BridgeBio Pharma's infigratinib, an investigational therapy, has demonstrated positive results in a Phase 2 clinical trial (PROPEL 2) involving children with achondroplasia. The study, published in The New England Journal of Medicine, revealed statistically significant and sustained increases in annualized height velocity (AHV), positive changes in height Z-score, and improved body proportionality. These findings suggest that infigratinib could address the unmet medical needs of children with this genetic skeletal condition.

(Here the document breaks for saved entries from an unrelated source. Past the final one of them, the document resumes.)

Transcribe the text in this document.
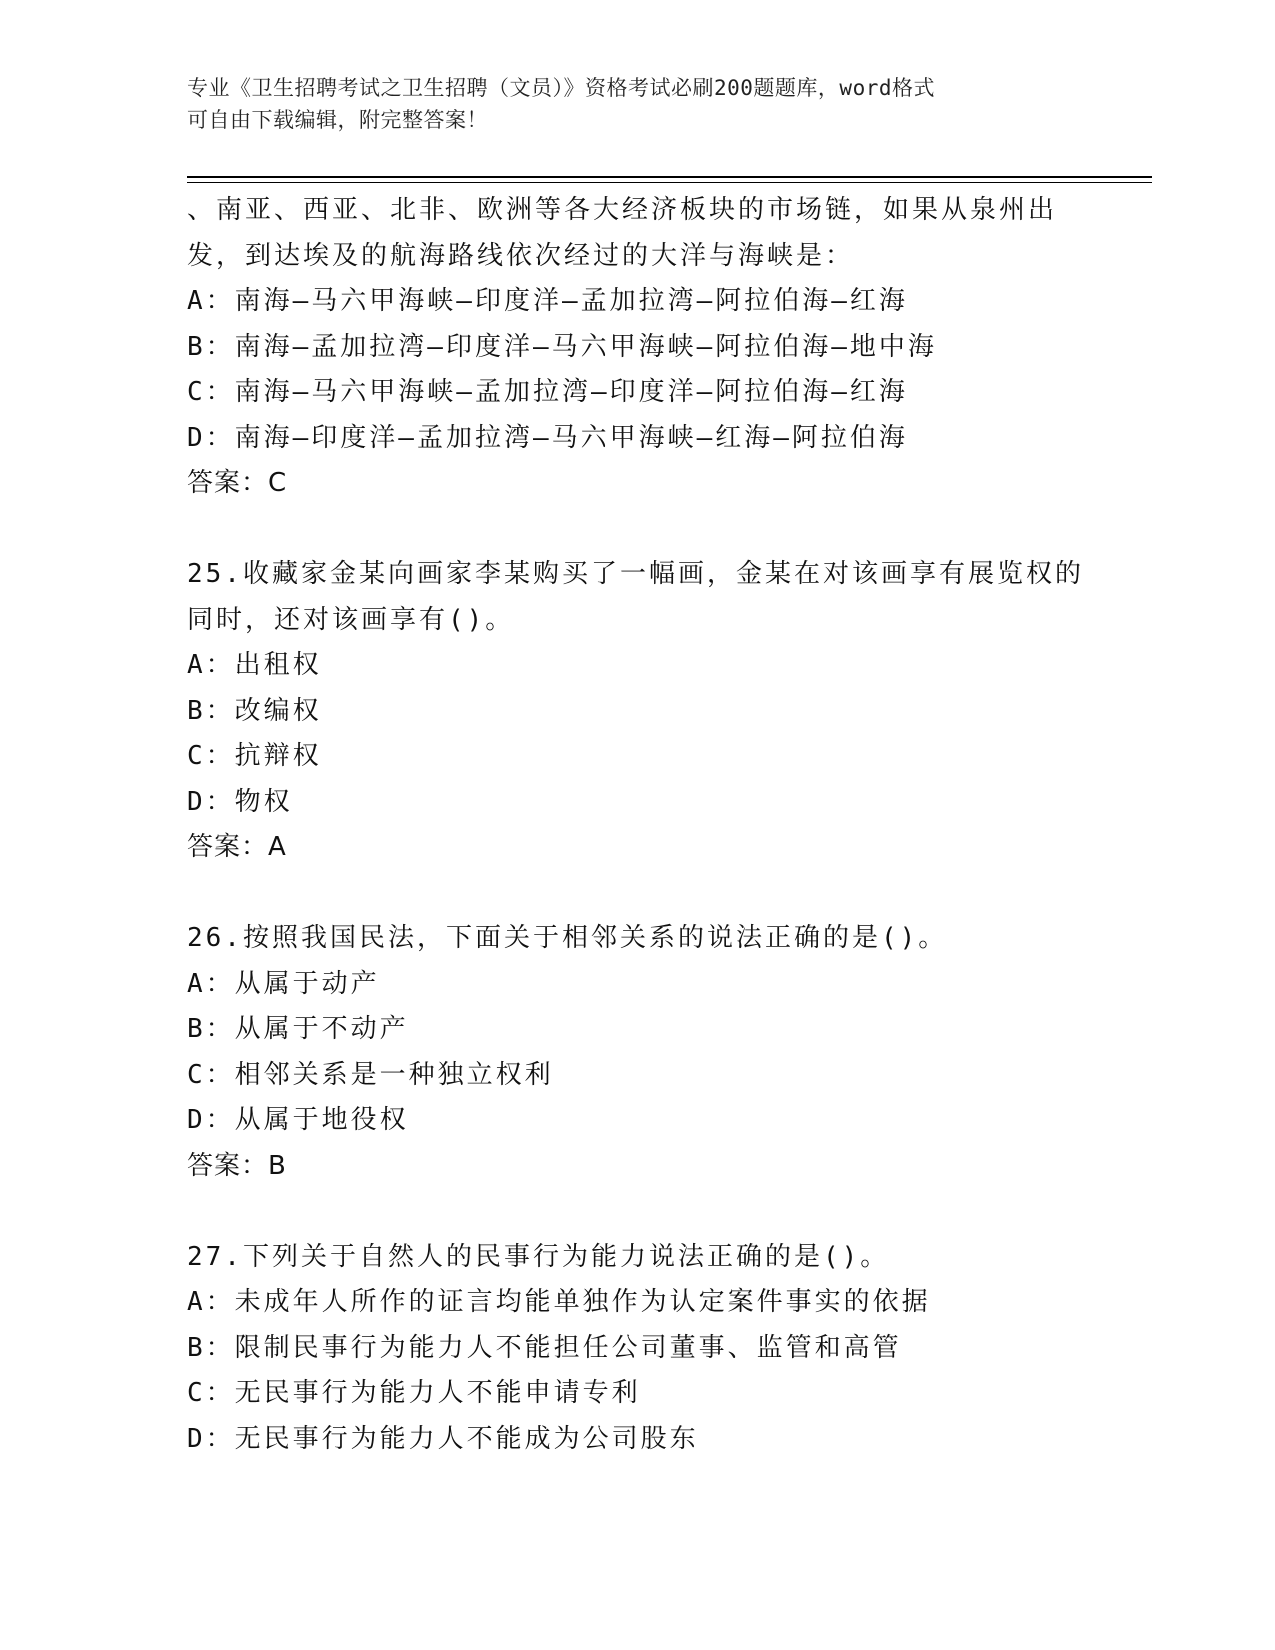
专业《卫生招聘考试之卫生招聘（文员）》资格考试必刷200题题库，word格式
可自由下载编辑，附完整答案！
、南亚、西亚、北非、欧洲等各大经济板块的市场链，如果从泉州出
发，到达埃及的航海路线依次经过的大洋与海峡是：
A：南海—马六甲海峡—印度洋—孟加拉湾—阿拉伯海—红海
B：南海—孟加拉湾—印度洋—马六甲海峡—阿拉伯海—地中海
C：南海—马六甲海峡—孟加拉湾—印度洋—阿拉伯海—红海
D：南海—印度洋—孟加拉湾—马六甲海峡—红海—阿拉伯海
答案：C
25.收藏家金某向画家李某购买了一幅画，金某在对该画享有展览权的
同时，还对该画享有()。
A：出租权
B：改编权
C：抗辩权
D：物权
答案：A
26.按照我国民法，下面关于相邻关系的说法正确的是()。
A：从属于动产
B：从属于不动产
C：相邻关系是一种独立权利
D：从属于地役权
答案：B
27.下列关于自然人的民事行为能力说法正确的是()。
A：未成年人所作的证言均能单独作为认定案件事实的依据
B：限制民事行为能力人不能担任公司董事、监管和高管
C：无民事行为能力人不能申请专利
D：无民事行为能力人不能成为公司股东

The PROPEL 2 study (NCT04265651) evaluated the safety and efficacy of infigratinib, an oral bioavailable FGFR1-3 selective tyrosine kinase inhibitor, in 72 children aged 3 to 11 years with achondroplasia. Participants were divided into five cohorts, each receiving a different daily dose of infigratinib (0.016 to 0.25 mg/kg) for six months, followed by an extended 12-month treatment period. The primary efficacy outcome was the change from baseline in AHV, while the primary safety outcome was the incidence of adverse events (AEs) leading to dose reduction or discontinuation.
The results showed a notable increase in AHV in cohort 5 (0.25 mg/kg), which persisted throughout the study, with a mean change from baseline at 18 months of 2.50 cm per year (95% CI, 1.22 to 3.79; P = 0.001). Furthermore, infigratinib treatment in cohort 5 led to a mean change from baseline in height Z-score of +0.54 (P < 0.001) compared to an untreated achondroplasia population at 18 months. There was also a statistically significant improvement in body proportionality, with a mean upper to lower body segment ratio of –0.12 (P = 0.001) at 18 months.
The safety profile of infigratinib was favorable, with no serious adverse events (SAEs) or treatment-emergent adverse events (TEAEs) leading to discontinuation. All children experienced at least one adverse event during treatment, but most were mild to moderate in severity.
According to Ravi Savarirayan, MD, PhD, the global lead investigator for PROPEL 2, the data and Breakthrough Therapy Designation from the FDA highlight the potential of infigratinib to increase height and enhance functionality for children with achondroplasia. Melita Irving, MD, an investigator for the infigratinib clinical program, noted the absence of safety signals and adverse changes in bone age or bone mineral density, expressing optimism for further evaluation in the ongoing Phase 3 trial (PROPEL 3) and the Phase 2 portion of the ACCEL program in children with hypochondroplasia.
BridgeBio Pharma anticipates completing enrollment for the PROPEL 3 study by the end of 2024. In addition to Breakthrough Therapy Designation, infigratinib has received Orphan Drug Designation, Fast Track Designation, and Rare Pediatric Disease Designation from the FDA.